But they’ve remained out of the public eye.

Now, after framing at Benjaman’s Art Gallery on Elmwood Avenue, the drawings are being readied for their first showing, from June 27 to Aug. 27 in the University at Buffalo’s Anderson Gallery, along with four other Dali works owned by Martha Klein — two lithographs, a watercolor and a silver statuette.

All were given to Klein's late husband, a renowned Buffalo dermatologist, in return for his treatment of Dali’s skin cancer over nearly a decade, starting in 1972.

Klein, whose patients also included actors John Wayne and Zero Mostel, got along famously with the highly imaginative artist and hesitated to bill him for the visits to his winter residence in a New York City hotel or homes in France and Spain.

So Dali “gave him a drawing each time,” Martha Klein recalled in the Williamsville home of her daughter, Rene Rubino, as a team from UB Galleries boxed the collection for the trip to Anderson Gallery on Martha Jackson Place in University Heights.

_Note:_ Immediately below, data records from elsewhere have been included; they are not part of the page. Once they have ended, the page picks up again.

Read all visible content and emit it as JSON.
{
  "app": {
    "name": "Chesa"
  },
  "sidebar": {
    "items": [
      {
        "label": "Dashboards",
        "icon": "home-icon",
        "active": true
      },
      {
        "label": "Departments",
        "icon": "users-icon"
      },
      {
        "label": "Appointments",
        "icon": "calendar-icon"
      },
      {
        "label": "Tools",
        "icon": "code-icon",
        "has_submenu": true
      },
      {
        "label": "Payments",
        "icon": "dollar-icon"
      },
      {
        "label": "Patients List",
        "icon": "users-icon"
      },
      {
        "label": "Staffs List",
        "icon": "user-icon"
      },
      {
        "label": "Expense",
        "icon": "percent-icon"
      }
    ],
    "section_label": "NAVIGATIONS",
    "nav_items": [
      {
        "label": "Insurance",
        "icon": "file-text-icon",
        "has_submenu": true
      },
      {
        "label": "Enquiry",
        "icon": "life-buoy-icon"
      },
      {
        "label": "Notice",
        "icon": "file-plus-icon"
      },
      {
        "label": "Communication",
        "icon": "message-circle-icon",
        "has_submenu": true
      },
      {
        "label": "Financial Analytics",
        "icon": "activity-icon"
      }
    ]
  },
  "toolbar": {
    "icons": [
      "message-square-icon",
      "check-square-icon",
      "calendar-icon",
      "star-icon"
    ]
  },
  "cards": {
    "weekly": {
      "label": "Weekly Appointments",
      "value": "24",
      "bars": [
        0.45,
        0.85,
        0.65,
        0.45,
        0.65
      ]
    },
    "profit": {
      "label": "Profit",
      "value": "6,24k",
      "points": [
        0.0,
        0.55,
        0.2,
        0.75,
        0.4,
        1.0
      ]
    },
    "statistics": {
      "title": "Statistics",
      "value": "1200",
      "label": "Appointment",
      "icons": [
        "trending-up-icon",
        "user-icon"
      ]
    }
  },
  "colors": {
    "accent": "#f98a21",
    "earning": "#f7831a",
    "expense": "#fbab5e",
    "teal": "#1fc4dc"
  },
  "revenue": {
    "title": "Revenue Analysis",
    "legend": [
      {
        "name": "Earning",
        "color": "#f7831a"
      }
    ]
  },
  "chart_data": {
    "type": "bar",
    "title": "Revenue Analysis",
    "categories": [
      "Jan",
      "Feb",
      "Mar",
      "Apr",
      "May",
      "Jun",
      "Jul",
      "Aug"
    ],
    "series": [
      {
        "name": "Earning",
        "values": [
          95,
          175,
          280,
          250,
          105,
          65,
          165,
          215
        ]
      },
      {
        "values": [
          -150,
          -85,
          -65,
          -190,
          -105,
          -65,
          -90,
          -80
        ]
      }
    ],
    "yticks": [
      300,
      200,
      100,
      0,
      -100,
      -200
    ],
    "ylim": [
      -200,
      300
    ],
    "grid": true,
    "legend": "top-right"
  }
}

The largest pieces — the lithographs and watercolor, also gifts from the artist — were hung in the Kleins’ home, but there was no room for the drawings, so they went into deposit boxes for safekeeping.

Avoiding exposure to sunlight in a temperature-controlled room for all those years wasn’t the worst fate for the delicate drawings — including several angels — executed in Dali books, sketch pads and a photography catalog and dedicated to “mon ami Klein” or “mon Angel le Doctor Klein,” said Paul Chimera, a Dali specialist from Amherst and the family’s consultant on the collection.

On balance, the vault is “probably a pretty good place for them,” Chimera said.

The Klein collection will be exhibited with two Dali paintings owned by UB and four from Niagara University’s Castellani Art Museum.

Martha Klein, whose husband died 10 years ago, a decade after Dali, hopes the exhibition will attract a buyer or buyers. Though the family’s collection has not been appraised, she is confident it would fetch at least enough to pay for the education of her nine grandchildren.

She would prefer to sell the set intact, she said, because breaking it up “would spoil the story.”